Адам Пэтч мягко покачал головой.

– Ну, нет. Мне ты не присылал никакого эссе. Возможно, ты думал, что послал, но я не получал его.

– Послушайте, дедушка, вы же читали его, – немного раздраженно настаивал Энтони. – Вы прочитали его и не согласились со мной.

Внезапно старик вспомнил, но это было заметно лишь по слегка отвисшей челюсти, обнажившей ряды сероватых десен. Ощупывая Энтони древним зеленым взглядом, он колебался между признанием своей ошибки и ее сокрытием.

– Значит, ты пишешь, – поспешно сказал он. – Тогда почему бы тебе не написать об этих немцах? Напиши о чем-то реальном, о том, что происходит сейчас и будет интересно для людей.

– Кто угодно не может быть военным корреспондентом, – возразил Энтони. – Нужно иметь какую-нибудь газету, готовую покупать твои материалы. А я не могу тратить деньги на работу независимым журналистом.

– Я отправлю тебя, – неожиданно предложил его дед. – Я отправлю тебя в качестве уполномоченного корреспондента от любой газеты по твоему выбору.

Энтони содрогнулся от такой мысли и почти одновременно увлекся ею.

– Я… я не знаю…

Ему придется покинуть Глорию, которая посвятила ему всю свою жизнь и окружила его любовью. Глория находилась в беде. Нет, это было немыслимо… однако он видел себя одетым в хаки и опирающимся на тяжелую трость, как делают все военные корреспонденты, с ранцем на плече и старающимся быть похожим на англичанина.

– Мне нужно это обдумать, – признался он. – Конечно, это очень любезно с вашей стороны. Я поразмыслю и дам вам знать.

Мысли об этом занимали его по дороге в Нью-Йорк. Он испытал одну из внезапных вспышек воображения, которой удостаиваются все мужчины, которые находятся под влиянием сильных и любимых женщин, показывающих им мир более крепких мужчин, прошедших более суровую подготовку и борющихся не с абстрактными призраками, а с настоящими врагами.
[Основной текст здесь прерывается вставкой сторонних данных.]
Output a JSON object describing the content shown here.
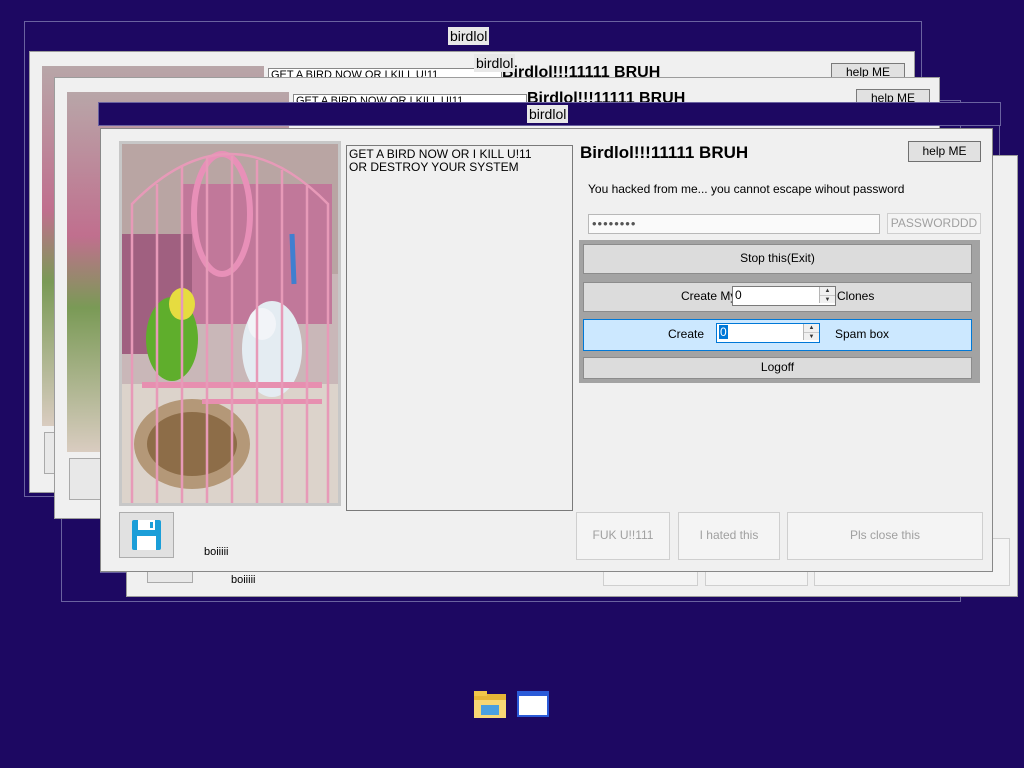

В этом мире руки Глории существовали лишь как жаркие объятия случайной любовницы, хладнокровно выбранной и быстро забытой…

Эти незнакомые фантомы столпились вокруг него, когда он садился на поезд до Мариэтты на Центральном вокзале. Вагон был переполнен, он занял последнее свободное место и лишь через несколько минут бросил случайный взгляд на мужчину рядом с собой. Он увидел тяжелую челюсть, крупный нос, скошенный подбородок и маленькие припухшие глаза. Секунду спустя он узнал Джозефа Блокмана.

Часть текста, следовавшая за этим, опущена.